Sectors covered by the term ‘up to 100% of government route’
- Banking & Public Services: 20%
- Digital Products Broadcasting: 49%
- Core Group Investment: 100%
- Retail of Consumer Products: 100%
- Titanium-bearing stone and ores and mining and minerals: 100%
- Multi-brand retail trade: 51%
- Digital media (publications/specialty magazines/specialty newspapers/periodicals and foreign journalists’ fax editions): 100%
- Print Media (publishing news and current affairs journals, newspapers and Indian publishing): 26%
- Satellite (Setup and Operations): 100%
Ban on FDIs
Several sectors are explicitly banned from FDI in every way. Those are sectors –
- Generation of Nuclear Energy
- Any companies that play or gamble or betting business
- Lottery (online, private, public, etc.)
- Chit Funds Investment
- Business of Nidhi
- Planting or agricultural (even if there are many exceptions, such as gardening, fishing, tea plantations, fish farming, animal husbandry, etc.)

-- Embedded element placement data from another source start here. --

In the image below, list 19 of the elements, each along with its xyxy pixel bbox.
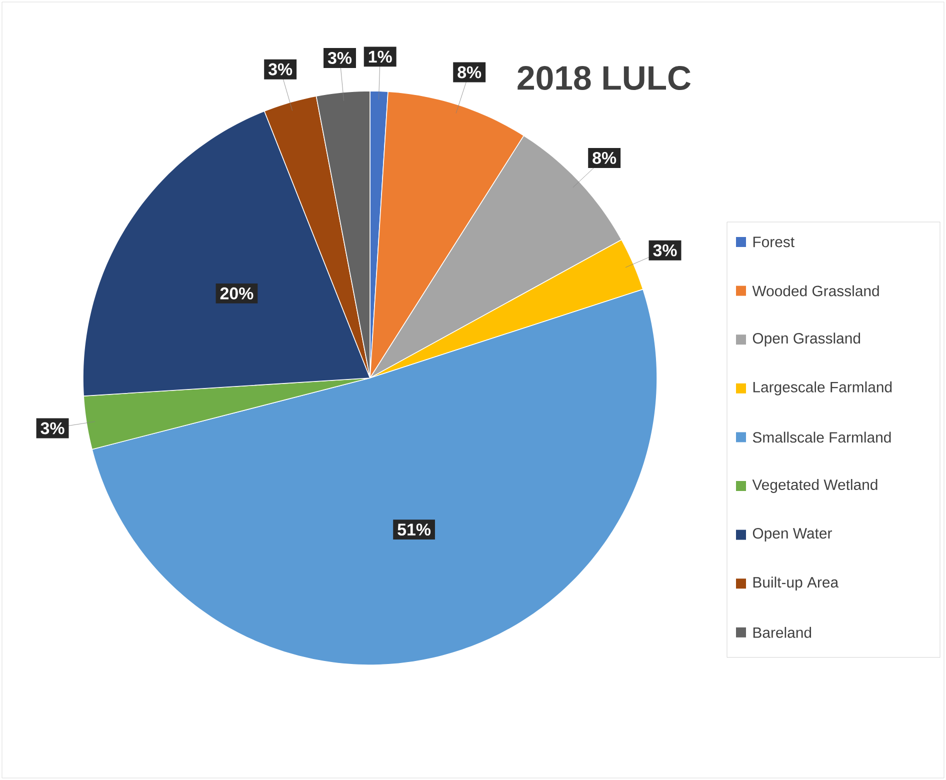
data-label: 3% xyxy=(40,422,64,434)
legend-label: Largescale Farmland xyxy=(753,381,892,396)
data-label: 8% xyxy=(458,66,482,78)
legend-label: Bareland xyxy=(753,626,812,638)
legend-label: Forest xyxy=(753,236,794,248)
legend-label: Vegetated Wetland xyxy=(752,479,878,493)
legend-label: Open Grassland xyxy=(752,332,860,347)
data-label: 3% xyxy=(328,52,352,64)
data-label: 3% xyxy=(268,63,292,76)
data-label: 3% xyxy=(653,244,677,256)
legend-label: Built-up Area xyxy=(753,576,839,591)
legend-label: Wooded Grassland xyxy=(752,285,879,296)
data-label: 20% xyxy=(220,287,254,300)
data-label: 8% xyxy=(592,152,616,164)
legend-label: Smallscale Farmland xyxy=(752,432,891,443)
data-label: 51% xyxy=(398,524,431,536)
chart-title: 2018 LULC xyxy=(518,66,691,90)
data-label: 1% xyxy=(368,50,392,63)
legend-label: Open Water xyxy=(752,528,832,542)
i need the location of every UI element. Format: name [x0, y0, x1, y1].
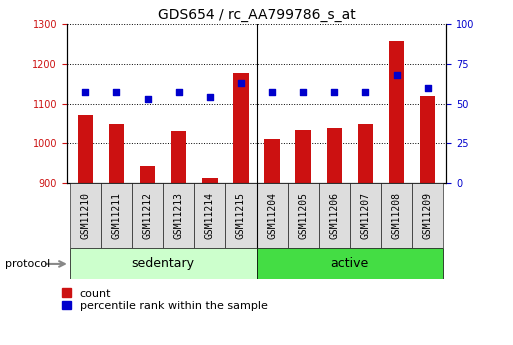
FancyBboxPatch shape	[381, 183, 412, 248]
Point	[237, 80, 245, 86]
Point	[174, 90, 183, 95]
FancyBboxPatch shape	[163, 183, 194, 248]
FancyBboxPatch shape	[225, 183, 256, 248]
Bar	[233, 72, 249, 183]
Bar	[326, 128, 342, 183]
Bar	[202, 178, 218, 183]
Text: GSM11213: GSM11213	[174, 192, 184, 239]
Legend: count, percentile rank within the sample: count, percentile rank within the sample	[62, 288, 268, 311]
Point	[330, 90, 339, 95]
Text: GSM11207: GSM11207	[361, 192, 370, 239]
Text: GSM11208: GSM11208	[391, 192, 402, 239]
Text: GSM11214: GSM11214	[205, 192, 215, 239]
Title: GDS654 / rc_AA799786_s_at: GDS654 / rc_AA799786_s_at	[157, 8, 356, 22]
Text: GSM11211: GSM11211	[111, 192, 122, 239]
FancyBboxPatch shape	[256, 248, 443, 279]
Point	[112, 90, 121, 95]
Point	[144, 96, 152, 101]
Text: active: active	[331, 257, 369, 270]
Bar	[389, 41, 404, 183]
Bar	[264, 139, 280, 183]
Bar	[171, 131, 187, 183]
Text: GSM11205: GSM11205	[298, 192, 308, 239]
Text: GSM11210: GSM11210	[81, 192, 90, 239]
Bar	[77, 115, 93, 183]
FancyBboxPatch shape	[256, 183, 288, 248]
FancyBboxPatch shape	[194, 183, 225, 248]
Text: GSM11206: GSM11206	[329, 192, 339, 239]
Point	[361, 90, 369, 95]
Text: GSM11212: GSM11212	[143, 192, 152, 239]
Text: GSM11209: GSM11209	[423, 192, 432, 239]
Point	[268, 90, 276, 95]
Point	[392, 72, 401, 78]
Text: sedentary: sedentary	[132, 257, 194, 270]
Bar	[140, 166, 155, 183]
FancyBboxPatch shape	[350, 183, 381, 248]
FancyBboxPatch shape	[70, 248, 256, 279]
Point	[299, 90, 307, 95]
Point	[206, 95, 214, 100]
Bar	[109, 124, 124, 183]
Text: protocol: protocol	[5, 259, 50, 269]
Text: GSM11215: GSM11215	[236, 192, 246, 239]
Point	[81, 90, 89, 95]
Bar	[420, 96, 436, 183]
FancyBboxPatch shape	[101, 183, 132, 248]
Point	[424, 85, 432, 90]
FancyBboxPatch shape	[132, 183, 163, 248]
Bar	[358, 124, 373, 183]
FancyBboxPatch shape	[412, 183, 443, 248]
Bar	[295, 130, 311, 183]
FancyBboxPatch shape	[70, 183, 101, 248]
FancyBboxPatch shape	[288, 183, 319, 248]
FancyBboxPatch shape	[319, 183, 350, 248]
Text: GSM11204: GSM11204	[267, 192, 277, 239]
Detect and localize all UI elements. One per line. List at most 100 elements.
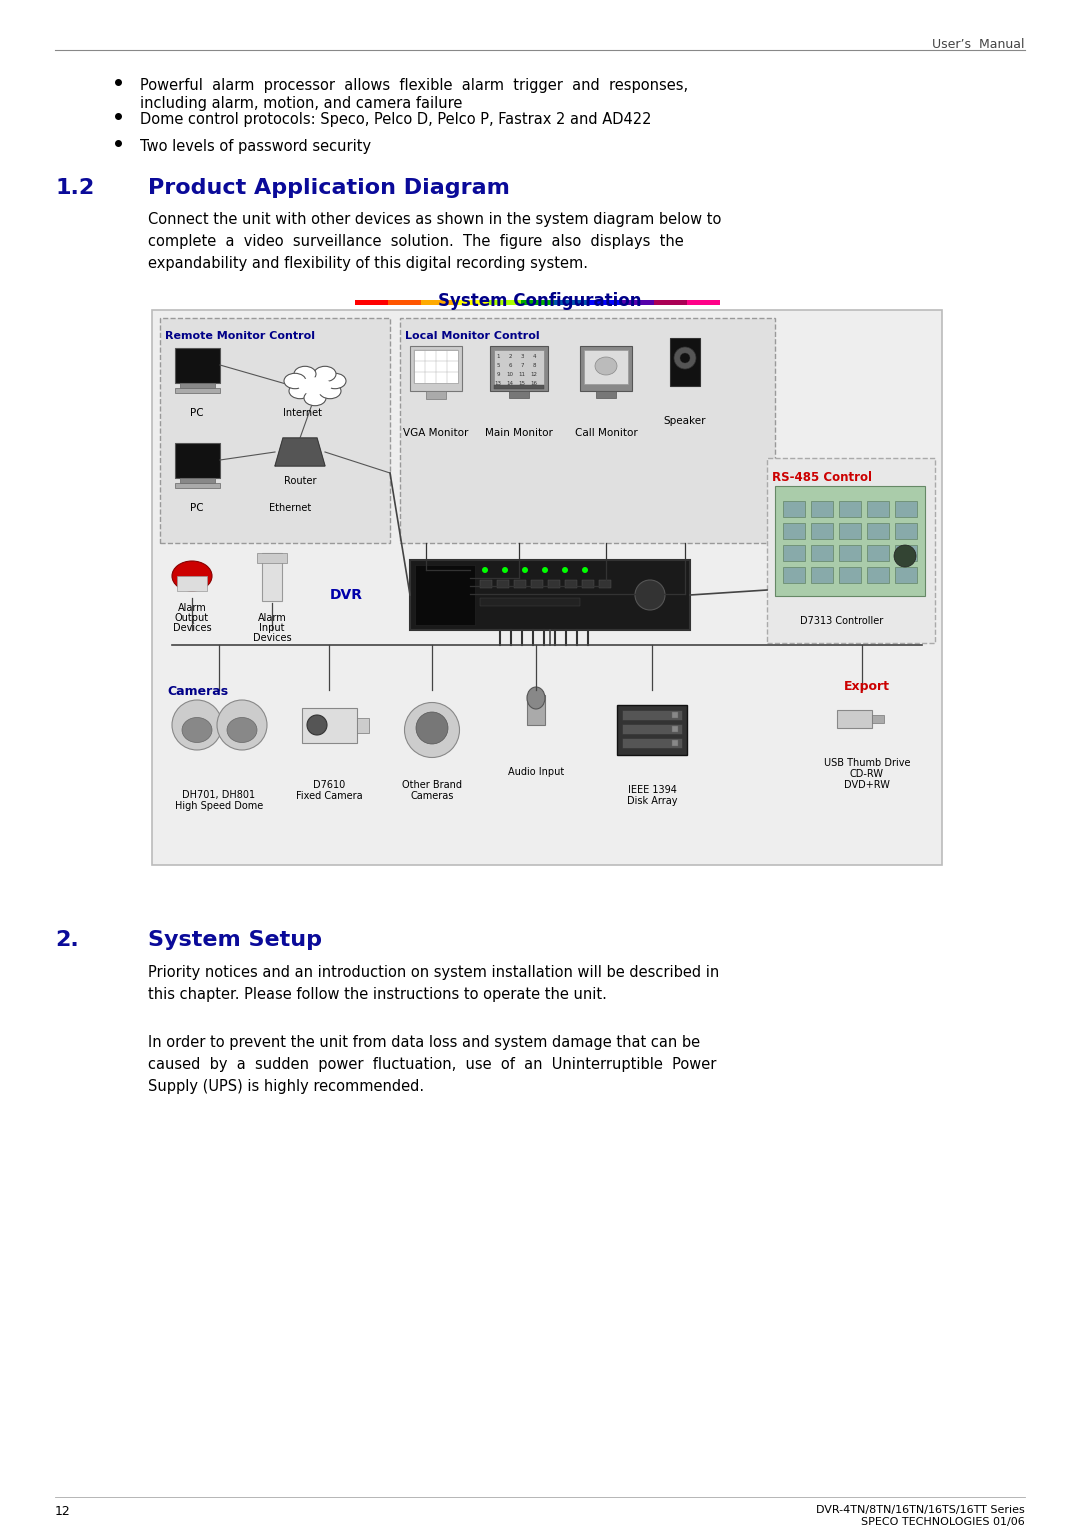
Text: DVR: DVR: [330, 588, 363, 602]
Text: Audio Input: Audio Input: [508, 767, 564, 777]
Text: 5: 5: [496, 363, 500, 368]
Bar: [839, 567, 861, 583]
Text: USB Thumb Drive: USB Thumb Drive: [824, 757, 910, 768]
Ellipse shape: [314, 366, 336, 382]
Text: PC: PC: [190, 502, 204, 513]
Text: Dome control protocols: Speco, Pelco D, Pelco P, Fastrax 2 and AD422: Dome control protocols: Speco, Pelco D, …: [140, 111, 651, 127]
Text: Two levels of password security: Two levels of password security: [140, 139, 372, 154]
Bar: [783, 567, 805, 583]
Bar: [837, 710, 872, 728]
Bar: [494, 350, 544, 385]
Bar: [257, 553, 287, 563]
Text: including alarm, motion, and camera failure: including alarm, motion, and camera fail…: [140, 96, 462, 111]
Text: this chapter. Please follow the instructions to operate the unit.: this chapter. Please follow the instruct…: [148, 986, 607, 1002]
Ellipse shape: [482, 567, 488, 573]
Text: System Configuration: System Configuration: [438, 292, 642, 310]
Ellipse shape: [307, 715, 327, 734]
Ellipse shape: [217, 699, 267, 750]
Text: 8: 8: [532, 363, 536, 368]
Bar: [775, 486, 924, 596]
Bar: [531, 580, 543, 588]
Bar: [839, 545, 861, 560]
Bar: [584, 350, 627, 383]
Bar: [488, 299, 521, 305]
Text: 4: 4: [532, 354, 536, 359]
Bar: [895, 524, 917, 539]
Text: Local Monitor Control: Local Monitor Control: [405, 331, 540, 341]
Bar: [177, 576, 207, 591]
Ellipse shape: [595, 357, 617, 376]
Bar: [426, 391, 446, 399]
Bar: [175, 388, 220, 392]
Bar: [582, 580, 594, 588]
Bar: [497, 580, 509, 588]
Bar: [175, 483, 220, 489]
Ellipse shape: [183, 718, 212, 742]
Bar: [839, 501, 861, 518]
Bar: [839, 524, 861, 539]
Bar: [867, 501, 889, 518]
Bar: [262, 553, 282, 602]
Bar: [455, 299, 488, 305]
Bar: [783, 524, 805, 539]
Text: Speaker: Speaker: [664, 415, 706, 426]
Ellipse shape: [680, 353, 690, 363]
Bar: [895, 501, 917, 518]
Text: 16: 16: [530, 382, 538, 386]
Text: Priority notices and an introduction on system installation will be described in: Priority notices and an introduction on …: [148, 965, 719, 980]
Text: Disk Array: Disk Array: [626, 796, 677, 806]
Bar: [767, 458, 935, 643]
Bar: [410, 560, 690, 631]
Text: D7313 Controller: D7313 Controller: [800, 615, 883, 626]
Ellipse shape: [227, 718, 257, 742]
Text: Input: Input: [259, 623, 285, 634]
Bar: [180, 478, 215, 483]
Text: Call Monitor: Call Monitor: [575, 428, 637, 438]
Text: 2: 2: [509, 354, 512, 359]
Bar: [152, 310, 942, 864]
Ellipse shape: [527, 687, 545, 709]
Text: Alarm: Alarm: [258, 612, 286, 623]
Bar: [160, 318, 390, 544]
Bar: [580, 347, 632, 391]
Bar: [811, 567, 833, 583]
Bar: [509, 391, 529, 399]
Ellipse shape: [416, 712, 448, 744]
Bar: [302, 709, 357, 744]
Ellipse shape: [298, 377, 332, 395]
Ellipse shape: [284, 373, 306, 389]
Bar: [895, 545, 917, 560]
Bar: [415, 565, 475, 625]
Ellipse shape: [303, 391, 326, 406]
Text: 3: 3: [521, 354, 524, 359]
Bar: [687, 299, 720, 305]
Bar: [175, 348, 220, 383]
Text: System Setup: System Setup: [148, 930, 322, 950]
Bar: [672, 712, 678, 718]
Ellipse shape: [294, 366, 316, 382]
Bar: [565, 580, 577, 588]
Ellipse shape: [172, 560, 212, 591]
Text: 12: 12: [55, 1506, 71, 1518]
Text: 6: 6: [509, 363, 512, 368]
Text: Product Application Diagram: Product Application Diagram: [148, 179, 510, 199]
Bar: [622, 724, 681, 734]
Bar: [783, 501, 805, 518]
Text: Devices: Devices: [253, 634, 292, 643]
Bar: [670, 337, 700, 386]
Bar: [521, 299, 554, 305]
Bar: [480, 599, 580, 606]
Text: CD-RW: CD-RW: [850, 770, 885, 779]
Bar: [480, 580, 492, 588]
Bar: [672, 741, 678, 747]
Bar: [872, 715, 885, 722]
Polygon shape: [275, 438, 325, 466]
Bar: [548, 580, 561, 588]
Text: 11: 11: [518, 373, 526, 377]
Text: User’s  Manual: User’s Manual: [932, 38, 1025, 50]
Bar: [175, 443, 220, 478]
Text: DVR-4TN/8TN/16TN/16TS/16TT Series
SPECO TECHNOLOGIES 01/06: DVR-4TN/8TN/16TN/16TS/16TT Series SPECO …: [816, 1506, 1025, 1527]
Text: 10: 10: [507, 373, 513, 377]
Bar: [490, 347, 548, 391]
Bar: [400, 318, 775, 544]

- Housing and property (except city, commercial ventures, etc)
- TDR exchange
- Cigars, cigarettes or related tobacco products
In certain sensitive industries like defense, insurance, media, etc, there have always been opposite views on FDI. This is because our democracy is fundamental and because our nation is stable. Therefore, FDI caps exist for each of these industries. In defense, for instance, only 49 percent of FDI is authorized.